When Jasmin and Casasanto’s paper appeared and achieved the impressive press coverage that it did, it also attracted the scrutiny of other language researchers who weren’t so sure of the significance of the QWERTY effect. A public debate has taken place between Mark Liberman of the Language Log blog and the authors of the study. See post1, post2, the response from J&C, and the response back. After being informed by (our) Peter Dodds of the LabMT data, Liberman made the second post, in which he calculated the RSA of our LabMT words but continued to find no or little QWERTY effect.

As we’ve explored in our hedonometrics papers, the hedonometer can be thought of as a tunable instrument when you remove neutral-valence stop words, effectively increasing the sensitivity of happiness measurements for texts. I wanted to see if tuning \Delta h_{\text{avg}} changed anything. In the process, I also repeated Liberman’s analysis of the LabMT data and am making available the R scripts and data that went into that.

analyze_rsa_labmt.R – script for the analysis and plots
labMT.rsa.txt – Liberman’s computation of RSA for the subset of LabMT-1.0 words containing only alphabetic characters

We haven’t seen any more evidence than Liberman did when looking simply at the relationship between RSA and h_{\text{avg}}. If the QWERTY effect is real, then it is exceedingly small, but the above data point to it being indistinguishable from zero.  It’s useful to look at the raw data, binned in both variables.

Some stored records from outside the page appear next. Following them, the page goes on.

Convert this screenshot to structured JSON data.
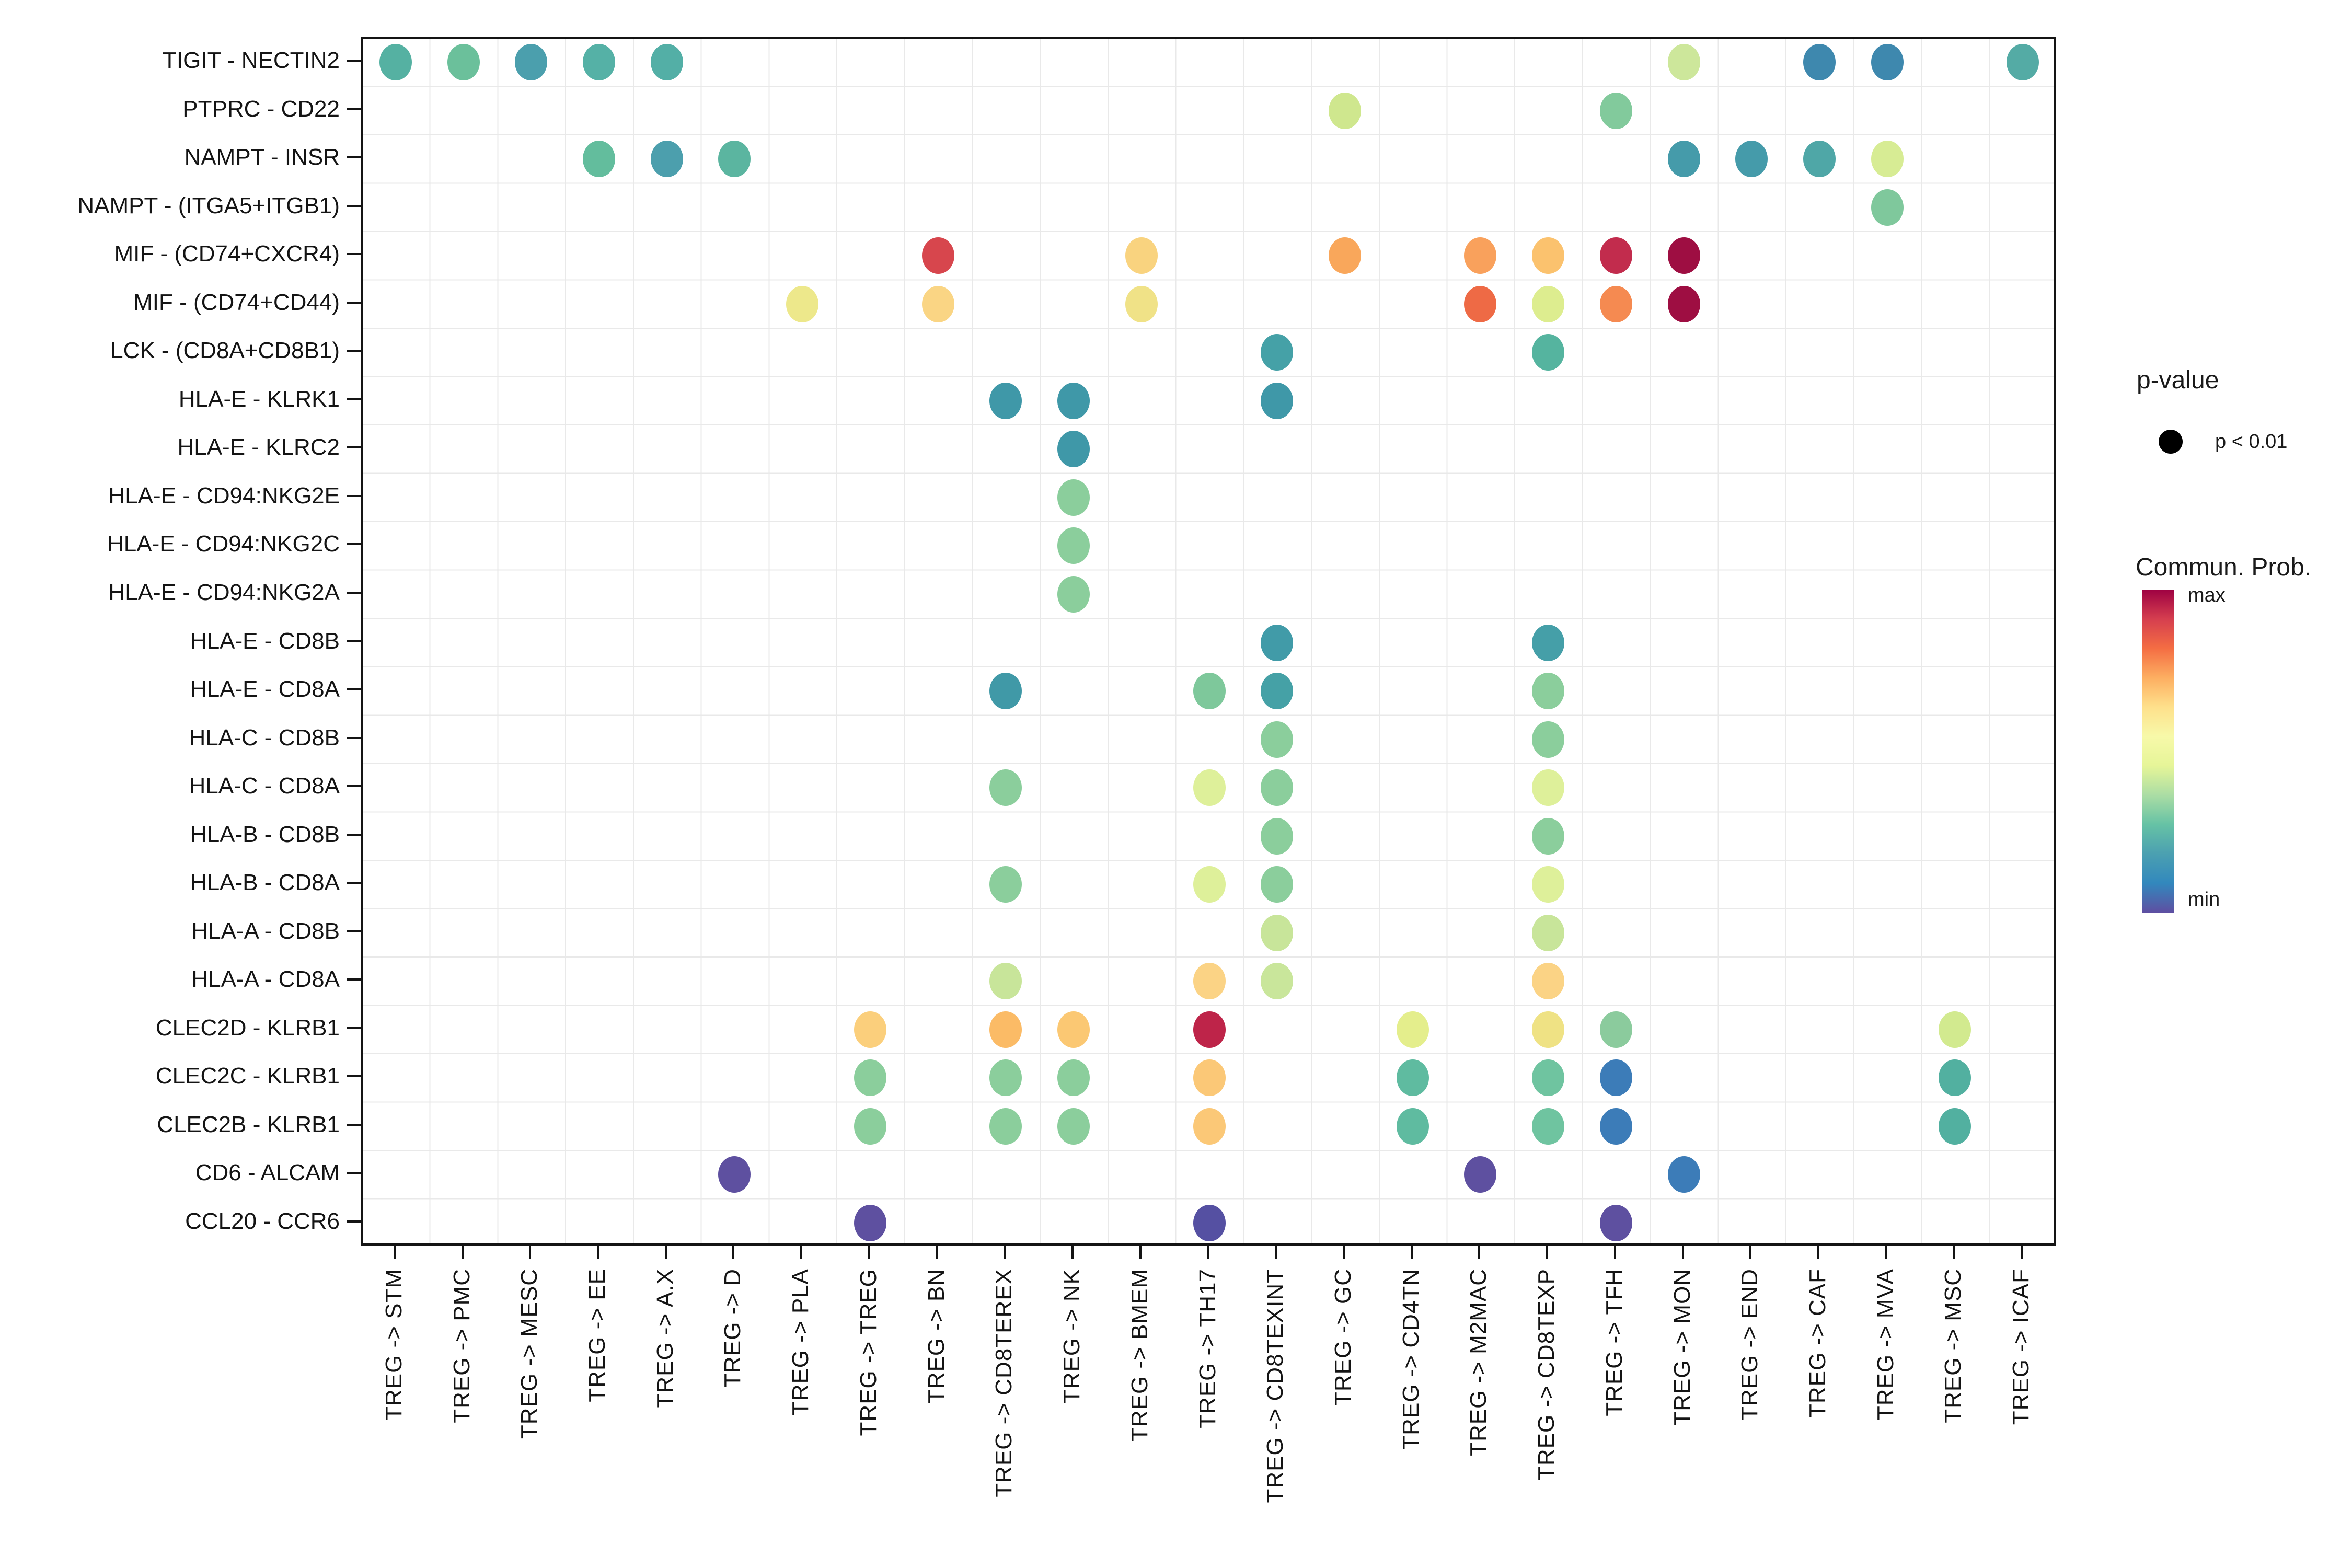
{
  "chart_data": {
    "type": "scatter",
    "title": "",
    "xlabel": "",
    "ylabel": "",
    "grid": "boxed-light-gray",
    "x_categories": [
      "TREG -> STM",
      "TREG -> PMC",
      "TREG -> MESC",
      "TREG -> EE",
      "TREG -> A.X",
      "TREG -> D",
      "TREG -> PLA",
      "TREG -> TREG",
      "TREG -> BN",
      "TREG -> CD8TEREX",
      "TREG -> NK",
      "TREG -> BMEM",
      "TREG -> TH17",
      "TREG -> CD8TEXINT",
      "TREG -> GC",
      "TREG -> CD4TN",
      "TREG -> M2MAC",
      "TREG -> CD8TEXP",
      "TREG -> TFH",
      "TREG -> MON",
      "TREG -> END",
      "TREG -> CAF",
      "TREG -> MVA",
      "TREG -> MSC",
      "TREG -> ICAF"
    ],
    "y_categories": [
      "TIGIT - NECTIN2",
      "PTPRC - CD22",
      "NAMPT - INSR",
      "NAMPT - (ITGA5+ITGB1)",
      "MIF - (CD74+CXCR4)",
      "MIF - (CD74+CD44)",
      "LCK - (CD8A+CD8B1)",
      "HLA-E - KLRK1",
      "HLA-E - KLRC2",
      "HLA-E - CD94:NKG2E",
      "HLA-E - CD94:NKG2C",
      "HLA-E - CD94:NKG2A",
      "HLA-E - CD8B",
      "HLA-E - CD8A",
      "HLA-C - CD8B",
      "HLA-C - CD8A",
      "HLA-B - CD8B",
      "HLA-B - CD8A",
      "HLA-A - CD8B",
      "HLA-A - CD8A",
      "CLEC2D - KLRB1",
      "CLEC2C - KLRB1",
      "CLEC2B - KLRB1",
      "CD6 - ALCAM",
      "CCL20 - CCR6"
    ],
    "dots_note": "r=row index into y_categories (0-based, top first), c=col index into x_categories (0-based), color sampled from image (Spectral scale of Commun. Prob.)",
    "dots": [
      {
        "r": 0,
        "c": 0,
        "color": "#55B1A2"
      },
      {
        "r": 0,
        "c": 1,
        "color": "#6BC09B"
      },
      {
        "r": 0,
        "c": 2,
        "color": "#4B9FAD"
      },
      {
        "r": 0,
        "c": 3,
        "color": "#55B1A6"
      },
      {
        "r": 0,
        "c": 4,
        "color": "#53AFA6"
      },
      {
        "r": 0,
        "c": 19,
        "color": "#CDE79B"
      },
      {
        "r": 0,
        "c": 21,
        "color": "#3E88AE"
      },
      {
        "r": 0,
        "c": 22,
        "color": "#3E88AE"
      },
      {
        "r": 0,
        "c": 24,
        "color": "#54ABA5"
      },
      {
        "r": 1,
        "c": 14,
        "color": "#CFE78E"
      },
      {
        "r": 1,
        "c": 18,
        "color": "#82CA9C"
      },
      {
        "r": 2,
        "c": 3,
        "color": "#63BD9D"
      },
      {
        "r": 2,
        "c": 4,
        "color": "#4C9FAD"
      },
      {
        "r": 2,
        "c": 5,
        "color": "#5BB5A0"
      },
      {
        "r": 2,
        "c": 19,
        "color": "#459BAA"
      },
      {
        "r": 2,
        "c": 20,
        "color": "#459BAA"
      },
      {
        "r": 2,
        "c": 21,
        "color": "#4FA7A7"
      },
      {
        "r": 2,
        "c": 22,
        "color": "#D7EC94"
      },
      {
        "r": 3,
        "c": 22,
        "color": "#7FC89C"
      },
      {
        "r": 4,
        "c": 8,
        "color": "#D7464D"
      },
      {
        "r": 4,
        "c": 11,
        "color": "#F9D37F"
      },
      {
        "r": 4,
        "c": 14,
        "color": "#F9A75B"
      },
      {
        "r": 4,
        "c": 16,
        "color": "#F9A15C"
      },
      {
        "r": 4,
        "c": 17,
        "color": "#FBC26E"
      },
      {
        "r": 4,
        "c": 18,
        "color": "#C22C4D"
      },
      {
        "r": 4,
        "c": 19,
        "color": "#9E0E42"
      },
      {
        "r": 5,
        "c": 6,
        "color": "#EDE88B"
      },
      {
        "r": 5,
        "c": 8,
        "color": "#FAD584"
      },
      {
        "r": 5,
        "c": 11,
        "color": "#F0E287"
      },
      {
        "r": 5,
        "c": 16,
        "color": "#EE6A45"
      },
      {
        "r": 5,
        "c": 17,
        "color": "#DDED8F"
      },
      {
        "r": 5,
        "c": 18,
        "color": "#F58A51"
      },
      {
        "r": 5,
        "c": 19,
        "color": "#9E0E42"
      },
      {
        "r": 6,
        "c": 13,
        "color": "#45A1A7"
      },
      {
        "r": 6,
        "c": 17,
        "color": "#55B49F"
      },
      {
        "r": 7,
        "c": 9,
        "color": "#3F98A8"
      },
      {
        "r": 7,
        "c": 10,
        "color": "#3F98A8"
      },
      {
        "r": 7,
        "c": 13,
        "color": "#3F98A8"
      },
      {
        "r": 8,
        "c": 10,
        "color": "#3F98A8"
      },
      {
        "r": 9,
        "c": 10,
        "color": "#8BCE9C"
      },
      {
        "r": 10,
        "c": 10,
        "color": "#8BCE9C"
      },
      {
        "r": 11,
        "c": 10,
        "color": "#8BCE9C"
      },
      {
        "r": 12,
        "c": 13,
        "color": "#419BA8"
      },
      {
        "r": 12,
        "c": 17,
        "color": "#459FA8"
      },
      {
        "r": 13,
        "c": 9,
        "color": "#4099A7"
      },
      {
        "r": 13,
        "c": 12,
        "color": "#7EC89B"
      },
      {
        "r": 13,
        "c": 13,
        "color": "#45A1A6"
      },
      {
        "r": 13,
        "c": 17,
        "color": "#8BCE9C"
      },
      {
        "r": 14,
        "c": 13,
        "color": "#8BCE9C"
      },
      {
        "r": 14,
        "c": 17,
        "color": "#8BCE9C"
      },
      {
        "r": 15,
        "c": 9,
        "color": "#8BCE9C"
      },
      {
        "r": 15,
        "c": 12,
        "color": "#DEF09A"
      },
      {
        "r": 15,
        "c": 13,
        "color": "#8BCE9C"
      },
      {
        "r": 15,
        "c": 17,
        "color": "#DEF09A"
      },
      {
        "r": 16,
        "c": 13,
        "color": "#8BCE9C"
      },
      {
        "r": 16,
        "c": 17,
        "color": "#8BCE9C"
      },
      {
        "r": 17,
        "c": 9,
        "color": "#8BCE9C"
      },
      {
        "r": 17,
        "c": 12,
        "color": "#DEF09A"
      },
      {
        "r": 17,
        "c": 13,
        "color": "#8BCE9C"
      },
      {
        "r": 17,
        "c": 17,
        "color": "#DEF09A"
      },
      {
        "r": 18,
        "c": 13,
        "color": "#C8E59A"
      },
      {
        "r": 18,
        "c": 17,
        "color": "#C8E59A"
      },
      {
        "r": 19,
        "c": 9,
        "color": "#C8E59A"
      },
      {
        "r": 19,
        "c": 12,
        "color": "#FBD385"
      },
      {
        "r": 19,
        "c": 13,
        "color": "#C9E69B"
      },
      {
        "r": 19,
        "c": 17,
        "color": "#FBD385"
      },
      {
        "r": 20,
        "c": 7,
        "color": "#FBCF7C"
      },
      {
        "r": 20,
        "c": 9,
        "color": "#FBBB66"
      },
      {
        "r": 20,
        "c": 10,
        "color": "#FBC873"
      },
      {
        "r": 20,
        "c": 12,
        "color": "#BE2449"
      },
      {
        "r": 20,
        "c": 15,
        "color": "#E4EE8C"
      },
      {
        "r": 20,
        "c": 17,
        "color": "#EFE284"
      },
      {
        "r": 20,
        "c": 18,
        "color": "#8BCB9D"
      },
      {
        "r": 20,
        "c": 23,
        "color": "#D2EA8F"
      },
      {
        "r": 21,
        "c": 7,
        "color": "#8BCE9C"
      },
      {
        "r": 21,
        "c": 9,
        "color": "#8BCE9C"
      },
      {
        "r": 21,
        "c": 10,
        "color": "#8BCE9C"
      },
      {
        "r": 21,
        "c": 12,
        "color": "#FBC877"
      },
      {
        "r": 21,
        "c": 15,
        "color": "#5FBBA0"
      },
      {
        "r": 21,
        "c": 17,
        "color": "#6FC4A0"
      },
      {
        "r": 21,
        "c": 18,
        "color": "#3C7CB8"
      },
      {
        "r": 21,
        "c": 23,
        "color": "#52B0A0"
      },
      {
        "r": 22,
        "c": 7,
        "color": "#8BCE9C"
      },
      {
        "r": 22,
        "c": 9,
        "color": "#8BCE9C"
      },
      {
        "r": 22,
        "c": 10,
        "color": "#8BCE9C"
      },
      {
        "r": 22,
        "c": 12,
        "color": "#FBC877"
      },
      {
        "r": 22,
        "c": 15,
        "color": "#5FBBA0"
      },
      {
        "r": 22,
        "c": 17,
        "color": "#6FC4A0"
      },
      {
        "r": 22,
        "c": 18,
        "color": "#3C7CB8"
      },
      {
        "r": 22,
        "c": 23,
        "color": "#52B0A0"
      },
      {
        "r": 23,
        "c": 5,
        "color": "#5E50A0"
      },
      {
        "r": 23,
        "c": 16,
        "color": "#5E50A0"
      },
      {
        "r": 23,
        "c": 19,
        "color": "#3C7CB8"
      },
      {
        "r": 24,
        "c": 7,
        "color": "#5E50A0"
      },
      {
        "r": 24,
        "c": 12,
        "color": "#5550A2"
      },
      {
        "r": 24,
        "c": 18,
        "color": "#5E50A0"
      }
    ],
    "legend_position": "right"
  },
  "legend": {
    "pvalue_title": "p-value",
    "pvalue_item": "p < 0.01",
    "pvalue_dot_color": "#000000",
    "colorbar_title": "Commun. Prob.",
    "colorbar_max_label": "max",
    "colorbar_min_label": "min",
    "colorbar_stops_top_to_bottom": [
      "#9E0142",
      "#D53E4F",
      "#F46D43",
      "#FDAE61",
      "#FEE08B",
      "#F7F9A9",
      "#E6F598",
      "#ABDDA4",
      "#66C2A5",
      "#4BA0B1",
      "#3288BD",
      "#5E4FA2"
    ]
  },
  "style_colors": {
    "panel_border": "#141414",
    "gridline": "#E9E9E9",
    "background": "#FFFFFF",
    "text": "#141414"
  }
}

Raw data binned (RSA spacing of 1, h_text{avg} spacing of 0.1) and plotted.

There is not any obvious, visually distinguishable correlation.

Now, if you take the average happiness of words for each RSA value, you can do a linear regression on that data, weighting each point by the number of words for that RSA value.

Data binned by RSA with the line indicating the linear regression weighted by the number of words for that RSA. Note that this is the same as a linear fit of the unbinned data, but the resulting plot is less cluttered and easier to read.

The trend actually runs in the negative direction, but with a p-value of 0.74, meaning there is no effect. Jasmin and Casasanto controlled for more variables in a different dataset, and independent evaluation of the significance of the correlations they observed, controlling for these other attributes, would be possible if all the original data were released. Sure, the data sources are listed, but it would be a significant effort to recreate the entire set. I’d also be curious to see if similar correlations could be observed in the other affective variables measured in ANEW (arousal and dominance).

Final note: Changing \Delta h_{\text{avg}}, our tuning knob, does change the magnitude of the correlation. (Imagine removing a horizontal band from the binned plot above; this changes the correlation.) However, it is still impossible to conclude that the effect is significant. Also, analyzing positive and negative words separately shows opposite trends for \Delta h_{\text{avg}} = 1. The code for this is all included in the script above.